🇵🇱 Steve G 🇵🇸’s review published on Letterboxd:
The last time I watched The Nice Guys, I promised myself I would give it a proper review for the first time since I watched it for, well, the first time.
So here I am. I still haven't reached that point of obsessively rewatching something where you suddenly think, "OK, familiarity might be about to breed contempt here, I'll knock watches of this on the head for a while." We all reach that point with stuff we love - not just films, but TV shows, music and so on. We all have our saturation point.
I'm just not sure if that's even on the horizon with The Nice Guys. It just ticks every single box I want from a film. I'm not tired of one bit of it. It's the perfect comfort film for me, being a buddy cop action comedy, and those kinds of films are usually what I will fall back on if I'm at a bit of a filmwatching loose end one evening. They have been for quite a while. But there's clearly a lot more going on here and it was only last night that I figured out one of the reasons why I have become so attached to this film.

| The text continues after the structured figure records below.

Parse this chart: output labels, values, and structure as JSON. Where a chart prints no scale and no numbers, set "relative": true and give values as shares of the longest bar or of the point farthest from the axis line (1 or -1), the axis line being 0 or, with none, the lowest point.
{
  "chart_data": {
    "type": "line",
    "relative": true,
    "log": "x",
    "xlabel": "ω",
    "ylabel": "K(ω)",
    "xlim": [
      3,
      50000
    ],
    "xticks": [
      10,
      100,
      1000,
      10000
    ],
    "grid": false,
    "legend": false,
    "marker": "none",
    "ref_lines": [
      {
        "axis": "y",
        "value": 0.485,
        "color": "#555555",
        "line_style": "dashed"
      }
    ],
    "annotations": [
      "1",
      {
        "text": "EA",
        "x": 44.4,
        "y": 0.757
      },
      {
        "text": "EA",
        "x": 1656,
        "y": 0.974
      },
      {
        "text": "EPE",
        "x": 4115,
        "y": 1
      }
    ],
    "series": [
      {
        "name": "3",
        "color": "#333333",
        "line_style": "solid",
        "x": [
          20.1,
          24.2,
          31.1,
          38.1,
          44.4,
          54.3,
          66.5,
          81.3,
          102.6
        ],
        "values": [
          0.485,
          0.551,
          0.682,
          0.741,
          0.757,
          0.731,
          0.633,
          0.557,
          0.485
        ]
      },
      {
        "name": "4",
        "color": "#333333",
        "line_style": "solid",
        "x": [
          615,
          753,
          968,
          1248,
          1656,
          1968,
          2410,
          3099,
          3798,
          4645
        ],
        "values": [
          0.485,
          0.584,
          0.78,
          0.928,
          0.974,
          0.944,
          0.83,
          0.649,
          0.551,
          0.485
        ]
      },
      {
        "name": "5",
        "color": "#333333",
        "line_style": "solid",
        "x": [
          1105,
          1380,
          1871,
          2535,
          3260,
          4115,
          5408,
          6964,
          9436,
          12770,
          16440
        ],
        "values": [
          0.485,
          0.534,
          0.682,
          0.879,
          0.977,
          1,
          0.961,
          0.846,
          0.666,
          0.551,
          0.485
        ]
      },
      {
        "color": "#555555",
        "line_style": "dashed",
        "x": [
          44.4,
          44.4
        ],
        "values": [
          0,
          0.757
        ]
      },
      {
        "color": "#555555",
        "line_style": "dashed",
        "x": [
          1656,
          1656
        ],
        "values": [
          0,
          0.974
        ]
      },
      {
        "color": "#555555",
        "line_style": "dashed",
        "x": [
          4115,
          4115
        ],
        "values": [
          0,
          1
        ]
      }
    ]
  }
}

It's the 1970s, isn't it? This is a 1970s crime film made in the 2010s and hitting all the beats of a film made in my favourite genre and set during my favourite film decade. If buddy cop films were more of a thing during the 1970s (and aside from Freebie and the Bean and maybe one or two others, they weren't a thing at all) then I truly believe The Nice Guys would be the kind of film we'd have seen more of.
It also captures the mood surrounding the porn industry, still in its relative infancy in that time. How it was able to worm its way into mainstream circles through unorthodox means, and the types of people that worked in the industry. One of the reasons I was so desperate for a sequel is because I hoped Shane Black would actually delve deeper into that world - it seemed the natural progression for his two lead characters and the murky profession they found themselves in.
More than anything, it still makes me laugh *so much*. Like, I know all the lines now, I know the timing of them and everything, but it doesn't matter. I'm still laughing like an idiot on so many different occasions at them, and I guess that's the mark of the very best comedies, for whatever tickles your funny bone. When it's still funny despite you knowing the script line for line.
Every time I watch it too, I just hope that whatever film Ryan Gosling especially is in next is a comedy. I was unaware of what timing he had and sheer total awareness of how funny he could be that he possessed until I saw this and then, having also caught him in the superb Crazy, Stupid, Love last year. His mannerisms and the little nods and winks between him and Russell Crowe mean so much here. The moment where he looks across at Crowe for approval when Kim Basinger offers him a mint makes me howl. I DON'T KNOW WHY.
I promised myself so much that I wouldn't got off on another rant about this tanking at the box office, and I'm really not going to do it, I promise. But I really do think we missed out on so much by sleeping on this - both at the time and now a couple of years down the line when we really should be sitting on an imminent sequel to this. I've almost never been surer that a film is utterly perfect.